Pakistan has played a leading role in Rio earth conference held in 1992. It was one of the first countries to prepare and present National Conservation Strategy (NCS) in 1992 but the follow-up on the issue was as usual slow. It has not finalised the National Sustainable Development Strategy (NSDS). It is in the pipeline since 2004-05.
Pakistan has also prepared two drafts of NSDS after consultations held in 2006 and then again in 2009 but without finalizing them. It has not submitted a country situation report as well. Some officials from the ministry of climate change are hopeful that Pakistan would be able to launch NSDS at Rio+20.
The Ministry of Climate Change, the One-UN Joint Programme on Environment, SDPI, LEAD Pakistan and Heinrich Boll Stiftung organised The National Consultation on Green Economy last month. The main objective of the consultation was to review the preparations for the United Nations Conference on Sustainable Development to be hosted by Brazil in Rio on June 20-22 and likely to be attended by more than 130 heads of state, delegates representing the UN, and media, etc.

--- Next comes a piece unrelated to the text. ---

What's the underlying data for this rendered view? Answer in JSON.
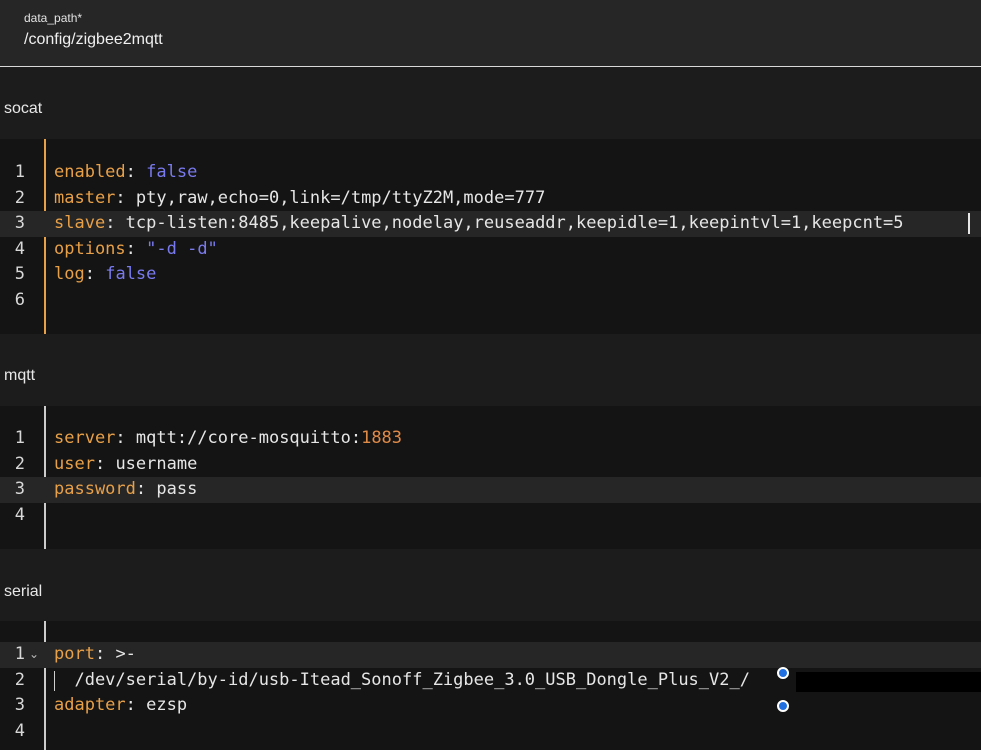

The delegates deliberated on a set of considerations for the Pakistani delegation for the forthcoming Rio+20 Summit as well as ideas for consideration by all stakeholders after the Summit in order to accelerate the achievement of sustainable development and poverty eradication in Pakistan.
There was, though, appreciation for the adoption of new policies, establishment of new institutions, enactment of new laws and regulations, conclusion of new international agreements, and investments in human and institutional capacities.
However, there was also the expression of concern at the low pace of implementation and the slow pace of transition towards sustainable development in Pakistan. The inability to manage the environment imposes huge and potentially catastrophic costs on the national economy and society.
Participants emphasised that green economy should be integrated and bind the three pillars — social equity, economic prosperity, and environmental conservation of sustainable development.
A set of recommendations prepared by participants on sustainable development and green economy were shared with the government, UN and civil society organistaion with a hope that they would be considered seriously in NSDS and other policy-making decisions. The Pakistan government should see these considerations seriously instead of making them part of policies and not implementing them.